My sample is a drug substance @ 50mg/mL in methylene chloride.
My problem: Six consecutive injections of STD give a dodecane peak area of 50000 with RSD <1%. Sample injections give dodecane area of 65000 with RSD <1%. My blank is clear of peaks and so is my control (drug substance without internal standard). What is happening here? Shouldn't dodecane be a fairly inert compound?
Many thanks in advance for your advice.
-Jeff
By Albert on Thursday, January 2, 2003 - 12:11 pm:
Is there any difference in peak(s) shape and performance between standard and sample?

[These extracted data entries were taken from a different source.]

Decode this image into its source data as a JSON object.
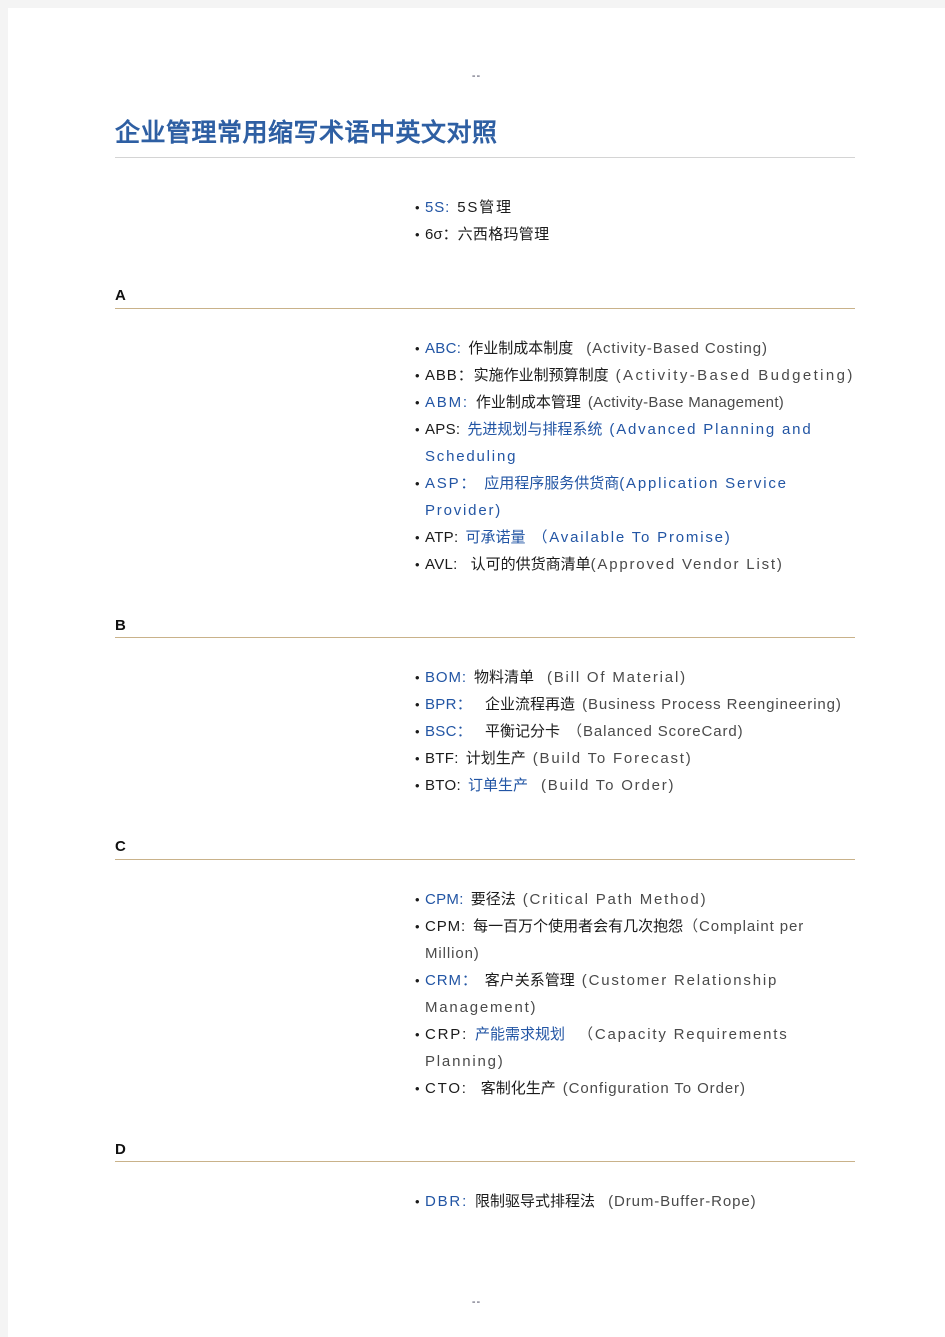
{
  "page": {
    "header_mark": "--",
    "footer_mark": "--",
    "title": "企业管理常用缩写术语中英文对照"
  },
  "intro_items": [
    {
      "abbr": "5S:",
      "cn": "5S管理"
    },
    {
      "abbr": "6σ：",
      "cn": "六西格玛管理"
    }
  ],
  "sections": [
    {
      "letter": "A",
      "items": [
        {
          "abbr": "ABC:",
          "cn": "作业制成本制度",
          "en": "(Activity-Based Costing)"
        },
        {
          "abbr": "ABB：",
          "cn": "实施作业制预算制度",
          "en": "(Activity-Based Budgeting)"
        },
        {
          "abbr": "ABM:",
          "cn": "作业制成本管理",
          "en": "(Activity-Base Management)"
        },
        {
          "abbr": "APS:",
          "cn": "先进规划与排程系统",
          "en": "(Advanced Planning and Scheduling"
        },
        {
          "abbr": "ASP：",
          "cn": "应用程序服务供货商",
          "en": "(Application Service Provider)"
        },
        {
          "abbr": "ATP:",
          "cn": "可承诺量",
          "en": "（Available To Promise)"
        },
        {
          "abbr": "AVL:",
          "cn": "认可的供货商清单",
          "en": "(Approved Vendor List)"
        }
      ]
    },
    {
      "letter": "B",
      "items": [
        {
          "abbr": "BOM:",
          "cn": "物料清单",
          "en": "(Bill Of Material)"
        },
        {
          "abbr": "BPR：",
          "cn": "企业流程再造",
          "en": "(Business Process Reengineering)"
        },
        {
          "abbr": "BSC：",
          "cn": "平衡记分卡",
          "en": "（Balanced ScoreCard)"
        },
        {
          "abbr": "BTF:",
          "cn": "计划生产",
          "en": "(Build To Forecast)"
        },
        {
          "abbr": "BTO:",
          "cn": "订单生产",
          "en": "(Build To Order)"
        }
      ]
    },
    {
      "letter": "C",
      "items": [
        {
          "abbr": "CPM:",
          "cn": "要径法",
          "en": "(Critical Path Method)"
        },
        {
          "abbr": "CPM:",
          "cn": "每一百万个使用者会有几次抱怨",
          "en": "（Complaint per Million)"
        },
        {
          "abbr": "CRM：",
          "cn": "客户关系管理",
          "en": "(Customer Relationship Management)"
        },
        {
          "abbr": "CRP:",
          "cn": "产能需求规划",
          "en": "（Capacity Requirements Planning)"
        },
        {
          "abbr": "CTO:",
          "cn": "客制化生产",
          "en": "(Configuration To Order)"
        }
      ]
    },
    {
      "letter": "D",
      "items": [
        {
          "abbr": "DBR:",
          "cn": "限制驱导式排程法",
          "en": "(Drum-Buffer-Rope)"
        }
      ]
    }
  ],
  "colors": {
    "title": "#2e5fa3",
    "accent_blue": "#2255a4",
    "section_rule": "#c9b28a",
    "title_rule": "#d4d4d4",
    "page_bg": "#ffffff",
    "canvas_bg": "#f4f4f4"
  }
}
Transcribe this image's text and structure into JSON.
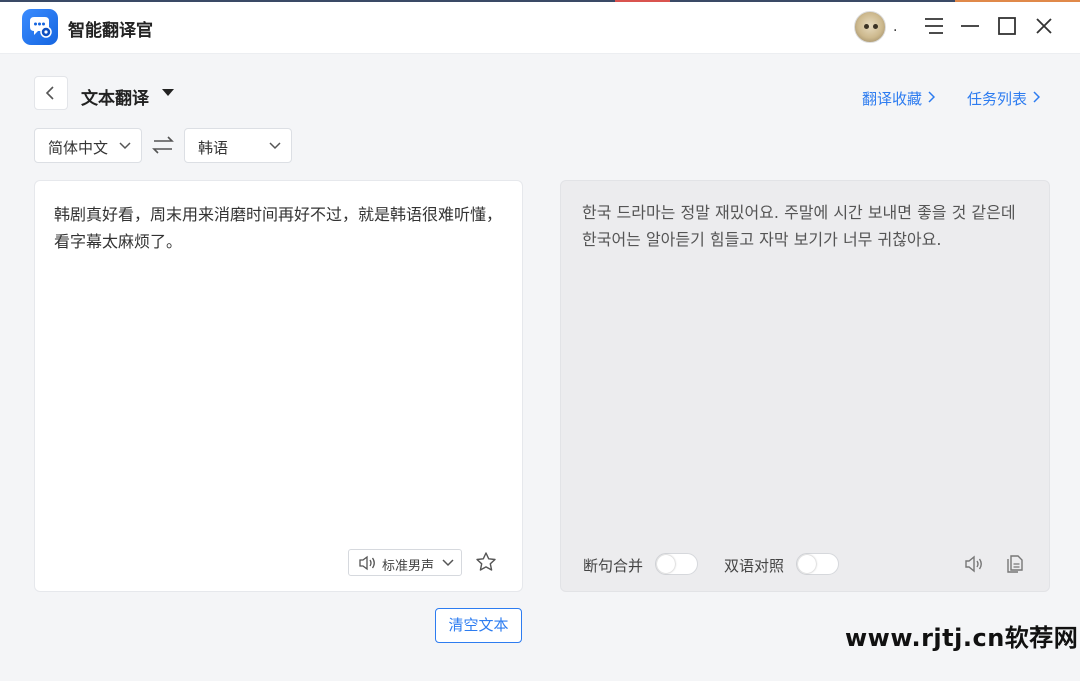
{
  "window": {
    "app_title": "智能翻译官",
    "user_name": ".",
    "icons": [
      "app-logo-icon",
      "menu-icon",
      "minimize-icon",
      "maximize-icon",
      "close-icon"
    ]
  },
  "header": {
    "mode_title": "文本翻译",
    "links": [
      {
        "label": "翻译收藏"
      },
      {
        "label": "任务列表"
      }
    ]
  },
  "languages": {
    "source": "简体中文",
    "target": "韩语"
  },
  "source_panel": {
    "text": "韩剧真好看，周末用来消磨时间再好不过，就是韩语很难听懂，看字幕太麻烦了。",
    "voice": "标准男声"
  },
  "target_panel": {
    "text": "한국 드라마는 정말 재밌어요. 주말에 시간 보내면 좋을 것 같은데 한국어는 알아듣기 힘들고 자막 보기가 너무 귀찮아요.",
    "toggles": [
      {
        "label": "断句合并",
        "on": false
      },
      {
        "label": "双语对照",
        "on": false
      }
    ]
  },
  "actions": {
    "clear_label": "清空文本"
  },
  "watermark": "www.rjtj.cn软荐网",
  "colors": {
    "accent": "#2d7cf0",
    "background": "#f4f5f7",
    "target_panel_bg": "#ececee"
  }
}
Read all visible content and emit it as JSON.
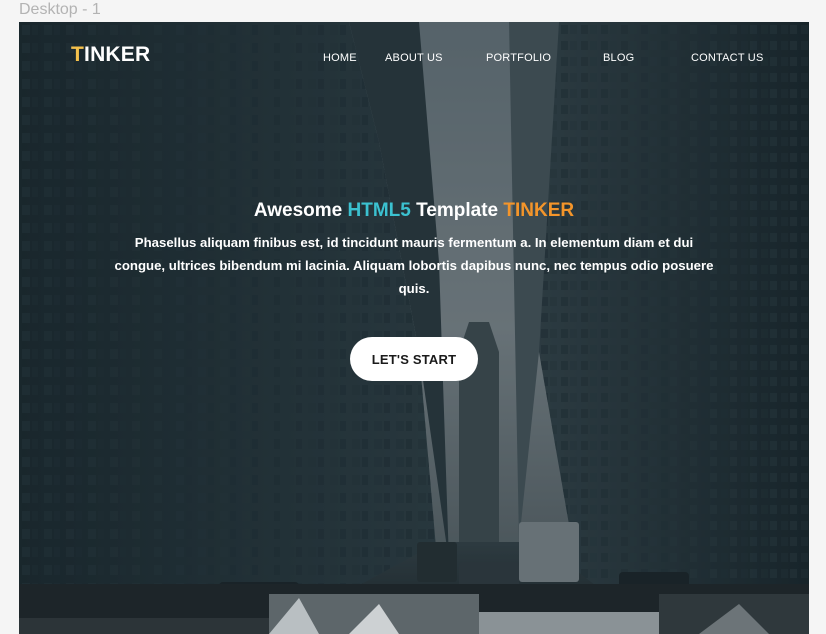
{
  "canvas": {
    "frame_label": "Desktop - 1"
  },
  "brand": {
    "first_letter": "T",
    "rest": "INKER"
  },
  "nav": {
    "items": [
      {
        "label": "HOME"
      },
      {
        "label": "ABOUT US"
      },
      {
        "label": "PORTFOLIO"
      },
      {
        "label": "BLOG"
      },
      {
        "label": "CONTACT US"
      }
    ]
  },
  "hero": {
    "title_part1": "Awesome",
    "title_part2": "HTML5",
    "title_part3": "Template",
    "title_part4": "TINKER",
    "text": "Phasellus aliquam finibus est, id tincidunt mauris fermentum a. In elementum diam et dui congue, ultrices bibendum mi lacinia. Aliquam lobortis dapibus nunc, nec tempus odio posuere quis.",
    "cta_label": "LET'S START"
  },
  "colors": {
    "logo_accent": "#f5c14c",
    "html5_accent": "#3bc1d0",
    "brand_accent": "#f4952a",
    "cta_background": "#ffffff"
  }
}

By Anonymous on Thursday, January 2, 2003 - 01:22 pm:
Dear Anon,
Yes dodecane is nicely inert. What you may be seeing is sort of a salting-out effect where the hogh conc. of drug substance is causing a lower solubility of the volatiles in your solvent, hence increasing their conc. in the headspace. Standards should ideally be run in a matrix blank if possible (the drug without any residual solvent) This should give you the best match between standards and sample injections.
Regards,
Mark
By Rodney on Thursday, January 2, 2003 - 07:51 pm:
Jeff
Mark is correct.
If this Mark is from StL, Hi Mark.
Rodney George
Gas Separations Research
Supelco
Bellefonte, PA
By Anonymous on Friday, January 3, 2003 - 01:17 pm:
All-
Thanks for the info. Sorry, however, that I neglected to mention this is not a headpace method, it is direct injection. I use a 4mm ID inlet liner w/ glass wool plug in the injector. The high concentration of drug substance does not seem to be a problem as it all comes out in the final ramp and the next chromatogram starts with a normal baseline. The peak shape for dodecane in the standards and samples looks similar (no fronting or tailing in either). Any other advice would be well appreciated.
-Jeff
By Anonymous on Friday, January 3, 2003 - 09:47 pm:
Are you preparing and injecting the control EXACTLY as you are for the new sample drug? I suspect there is something you are not telling us or that is being overlooked.
You did run the new sample without the Istd EXACTLY as you are running it with the Istd?
Perhaps if you detail your preparation procedure for the samples and stds it might give us a clue in solving your problem.